If you’re more open about money matters, you could also become the go-to person for others. I’ll share an example: A few months ago, a dear friend was having trouble with her banking situation and was faced with the need to pay a bunch of accumulated overdraft fees. Knowing that she worked in personal finance content, she asked me for information on personal loans and how to get one. She was happy to point you to helpful resources. It feels good to help a friend.

2. You can find allies

Just as it’s important to have financially savvy friends in your life, it can also be great to have some money cheerleaders. If you’re comfortable talking about money, you can share your financial gains and maybe get some encouragement to pursue your money dreams. No one wants to be scolded for money, but if you can be honest with your friends about your intention to spend less on eating out or shopping for clothes, they may be willing to help you with that goal (or at least not actively work on it). against him). ). If you normally go shopping and then for lunch on a Saturday, you can work together to find an alternative, less expensive way to spend time together. And unless you’re hanging out exclusively with the wealthy, your friends are likely to appreciate your encouragement to save money, too, at a time when inflation is so high and the cost of daily living has skyrocketed.

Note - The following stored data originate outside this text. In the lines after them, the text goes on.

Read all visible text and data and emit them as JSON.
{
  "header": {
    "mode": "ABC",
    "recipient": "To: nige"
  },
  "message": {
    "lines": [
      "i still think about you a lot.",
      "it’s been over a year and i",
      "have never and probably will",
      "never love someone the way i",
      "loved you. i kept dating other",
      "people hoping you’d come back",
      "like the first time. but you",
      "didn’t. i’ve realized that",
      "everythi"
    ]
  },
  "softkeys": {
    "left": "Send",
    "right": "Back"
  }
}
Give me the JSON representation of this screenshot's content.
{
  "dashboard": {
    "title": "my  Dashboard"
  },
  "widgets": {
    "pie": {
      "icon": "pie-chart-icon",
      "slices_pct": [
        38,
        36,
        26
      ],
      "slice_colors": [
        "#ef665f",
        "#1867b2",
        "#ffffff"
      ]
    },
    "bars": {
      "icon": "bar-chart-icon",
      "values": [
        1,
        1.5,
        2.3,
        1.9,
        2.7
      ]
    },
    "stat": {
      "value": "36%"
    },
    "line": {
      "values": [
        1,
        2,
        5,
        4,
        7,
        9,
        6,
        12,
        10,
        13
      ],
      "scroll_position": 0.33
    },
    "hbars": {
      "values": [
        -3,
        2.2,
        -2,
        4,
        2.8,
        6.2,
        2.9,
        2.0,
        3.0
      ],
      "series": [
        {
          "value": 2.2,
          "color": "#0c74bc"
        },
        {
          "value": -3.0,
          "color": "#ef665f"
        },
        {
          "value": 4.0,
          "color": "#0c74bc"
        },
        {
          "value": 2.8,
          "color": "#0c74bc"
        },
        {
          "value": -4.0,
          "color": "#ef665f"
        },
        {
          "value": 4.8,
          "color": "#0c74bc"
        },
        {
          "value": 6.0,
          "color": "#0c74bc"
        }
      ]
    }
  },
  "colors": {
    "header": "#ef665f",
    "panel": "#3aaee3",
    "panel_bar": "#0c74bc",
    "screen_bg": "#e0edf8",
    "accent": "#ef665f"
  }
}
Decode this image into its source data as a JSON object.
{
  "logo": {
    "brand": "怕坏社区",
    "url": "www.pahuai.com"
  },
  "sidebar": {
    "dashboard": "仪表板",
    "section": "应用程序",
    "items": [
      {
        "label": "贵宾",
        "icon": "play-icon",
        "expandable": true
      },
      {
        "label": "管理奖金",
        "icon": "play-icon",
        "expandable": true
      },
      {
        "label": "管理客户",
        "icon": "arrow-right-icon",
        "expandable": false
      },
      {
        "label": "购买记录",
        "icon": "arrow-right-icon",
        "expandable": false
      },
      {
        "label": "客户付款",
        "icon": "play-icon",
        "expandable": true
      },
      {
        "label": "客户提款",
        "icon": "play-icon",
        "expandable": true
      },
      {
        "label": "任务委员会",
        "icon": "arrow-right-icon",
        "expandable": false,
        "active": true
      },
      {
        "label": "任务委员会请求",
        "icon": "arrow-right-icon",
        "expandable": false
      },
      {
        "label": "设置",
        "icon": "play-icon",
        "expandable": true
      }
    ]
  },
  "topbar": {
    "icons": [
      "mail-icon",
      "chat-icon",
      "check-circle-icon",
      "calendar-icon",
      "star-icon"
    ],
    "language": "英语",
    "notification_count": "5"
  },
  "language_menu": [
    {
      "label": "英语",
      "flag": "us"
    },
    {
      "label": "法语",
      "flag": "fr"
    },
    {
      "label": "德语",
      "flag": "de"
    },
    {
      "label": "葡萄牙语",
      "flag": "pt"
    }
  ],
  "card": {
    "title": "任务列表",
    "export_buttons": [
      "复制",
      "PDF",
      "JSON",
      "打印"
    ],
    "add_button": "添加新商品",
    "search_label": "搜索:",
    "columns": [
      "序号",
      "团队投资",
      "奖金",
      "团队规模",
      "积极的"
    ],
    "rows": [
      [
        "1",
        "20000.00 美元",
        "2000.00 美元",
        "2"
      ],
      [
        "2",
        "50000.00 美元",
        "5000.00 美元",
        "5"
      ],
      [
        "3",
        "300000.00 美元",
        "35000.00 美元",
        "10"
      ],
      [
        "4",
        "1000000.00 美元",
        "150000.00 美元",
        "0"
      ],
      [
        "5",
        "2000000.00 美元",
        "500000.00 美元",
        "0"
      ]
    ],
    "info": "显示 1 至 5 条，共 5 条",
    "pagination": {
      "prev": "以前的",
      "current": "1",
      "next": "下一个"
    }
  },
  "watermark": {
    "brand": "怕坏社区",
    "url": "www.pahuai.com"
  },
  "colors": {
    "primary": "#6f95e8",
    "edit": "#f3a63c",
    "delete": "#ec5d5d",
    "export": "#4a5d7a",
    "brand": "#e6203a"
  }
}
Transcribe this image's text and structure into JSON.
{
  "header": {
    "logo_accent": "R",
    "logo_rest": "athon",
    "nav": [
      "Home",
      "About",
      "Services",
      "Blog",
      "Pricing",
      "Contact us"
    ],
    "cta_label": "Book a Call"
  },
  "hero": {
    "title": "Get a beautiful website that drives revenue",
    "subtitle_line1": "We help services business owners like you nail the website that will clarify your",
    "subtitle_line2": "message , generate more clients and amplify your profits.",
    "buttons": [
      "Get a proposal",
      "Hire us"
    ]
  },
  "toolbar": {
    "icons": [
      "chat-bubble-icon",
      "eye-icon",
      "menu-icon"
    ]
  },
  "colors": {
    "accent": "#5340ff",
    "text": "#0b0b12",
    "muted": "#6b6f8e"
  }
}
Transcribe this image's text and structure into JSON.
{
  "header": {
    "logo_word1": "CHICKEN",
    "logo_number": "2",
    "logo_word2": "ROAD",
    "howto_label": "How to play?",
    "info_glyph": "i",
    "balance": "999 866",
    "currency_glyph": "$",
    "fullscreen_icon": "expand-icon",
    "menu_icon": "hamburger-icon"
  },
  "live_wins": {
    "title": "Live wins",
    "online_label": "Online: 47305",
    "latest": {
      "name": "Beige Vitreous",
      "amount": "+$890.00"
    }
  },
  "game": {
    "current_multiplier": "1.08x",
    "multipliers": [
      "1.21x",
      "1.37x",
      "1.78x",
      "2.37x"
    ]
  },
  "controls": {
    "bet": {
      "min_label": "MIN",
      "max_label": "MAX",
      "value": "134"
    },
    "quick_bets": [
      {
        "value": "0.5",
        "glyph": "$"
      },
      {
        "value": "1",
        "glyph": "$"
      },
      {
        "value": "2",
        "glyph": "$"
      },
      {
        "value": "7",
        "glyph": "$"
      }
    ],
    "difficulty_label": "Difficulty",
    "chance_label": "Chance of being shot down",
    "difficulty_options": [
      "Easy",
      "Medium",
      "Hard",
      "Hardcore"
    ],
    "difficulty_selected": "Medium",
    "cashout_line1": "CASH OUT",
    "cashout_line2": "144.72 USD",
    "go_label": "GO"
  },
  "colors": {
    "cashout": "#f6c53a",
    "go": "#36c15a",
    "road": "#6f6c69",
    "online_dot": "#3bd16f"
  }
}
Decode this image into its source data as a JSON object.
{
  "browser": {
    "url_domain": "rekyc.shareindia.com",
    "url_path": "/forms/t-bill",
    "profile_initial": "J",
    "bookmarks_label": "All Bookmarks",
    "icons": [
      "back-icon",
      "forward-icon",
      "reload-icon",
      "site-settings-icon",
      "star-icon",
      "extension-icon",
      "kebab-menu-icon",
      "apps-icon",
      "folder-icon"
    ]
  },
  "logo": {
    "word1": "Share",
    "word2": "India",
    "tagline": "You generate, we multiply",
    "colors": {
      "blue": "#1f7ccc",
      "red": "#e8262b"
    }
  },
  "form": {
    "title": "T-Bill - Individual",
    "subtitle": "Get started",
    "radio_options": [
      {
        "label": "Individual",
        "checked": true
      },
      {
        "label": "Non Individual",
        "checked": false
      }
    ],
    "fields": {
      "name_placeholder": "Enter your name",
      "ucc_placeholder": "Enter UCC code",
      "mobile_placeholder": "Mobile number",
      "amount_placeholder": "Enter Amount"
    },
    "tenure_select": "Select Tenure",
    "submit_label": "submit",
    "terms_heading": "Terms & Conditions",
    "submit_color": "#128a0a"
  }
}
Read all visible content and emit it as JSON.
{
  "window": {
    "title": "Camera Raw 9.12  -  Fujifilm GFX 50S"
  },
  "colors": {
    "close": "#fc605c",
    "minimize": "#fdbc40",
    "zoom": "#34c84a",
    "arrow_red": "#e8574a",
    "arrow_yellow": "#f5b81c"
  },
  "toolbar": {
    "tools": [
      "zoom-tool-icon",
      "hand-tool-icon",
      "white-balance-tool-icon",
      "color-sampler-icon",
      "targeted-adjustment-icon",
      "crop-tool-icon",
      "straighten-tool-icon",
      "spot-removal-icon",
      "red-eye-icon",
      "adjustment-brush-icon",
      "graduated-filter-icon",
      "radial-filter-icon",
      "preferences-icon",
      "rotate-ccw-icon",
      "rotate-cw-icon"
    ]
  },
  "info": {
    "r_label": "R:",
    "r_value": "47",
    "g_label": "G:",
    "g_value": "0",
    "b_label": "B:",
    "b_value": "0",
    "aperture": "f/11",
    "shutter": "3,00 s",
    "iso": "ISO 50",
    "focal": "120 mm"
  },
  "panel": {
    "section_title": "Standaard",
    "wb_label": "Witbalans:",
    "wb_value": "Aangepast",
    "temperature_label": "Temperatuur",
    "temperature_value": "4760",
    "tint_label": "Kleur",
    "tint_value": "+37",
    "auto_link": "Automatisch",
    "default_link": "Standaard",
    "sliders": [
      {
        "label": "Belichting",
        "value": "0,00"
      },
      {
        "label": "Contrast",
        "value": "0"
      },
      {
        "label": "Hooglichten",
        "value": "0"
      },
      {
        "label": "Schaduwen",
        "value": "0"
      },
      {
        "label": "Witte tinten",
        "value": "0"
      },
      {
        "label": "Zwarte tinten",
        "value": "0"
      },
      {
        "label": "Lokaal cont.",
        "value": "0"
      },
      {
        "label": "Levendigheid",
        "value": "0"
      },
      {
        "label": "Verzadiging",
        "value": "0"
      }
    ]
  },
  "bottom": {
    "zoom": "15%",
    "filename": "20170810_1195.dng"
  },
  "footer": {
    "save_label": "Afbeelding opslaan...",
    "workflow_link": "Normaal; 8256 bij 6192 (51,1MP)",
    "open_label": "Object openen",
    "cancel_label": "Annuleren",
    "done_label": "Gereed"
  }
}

3. You can vent in a safe environment

Again, unless all of your friends are rich (and sometimes even if they are!), there’s a good chance they’ve experienced financial frustrations from time to time. If you apply and get turned down for a credit card you really wanted, or if you’re in a car accident and have to look up your auto insurance deductible to get your car fixed, it’s good to have people you can vent to. Sometimes you have a bad financial day (or week, or month…), and a sympathetic ear can make all the difference, even if that friend can’t help you in a concrete way.

Let’s end the taboo of talking about money. Being open and honest with your friends about your financial situation can help you get better, help them get better, and can even strengthen your friendships. For all these reasons and more, it can be really good for your finances.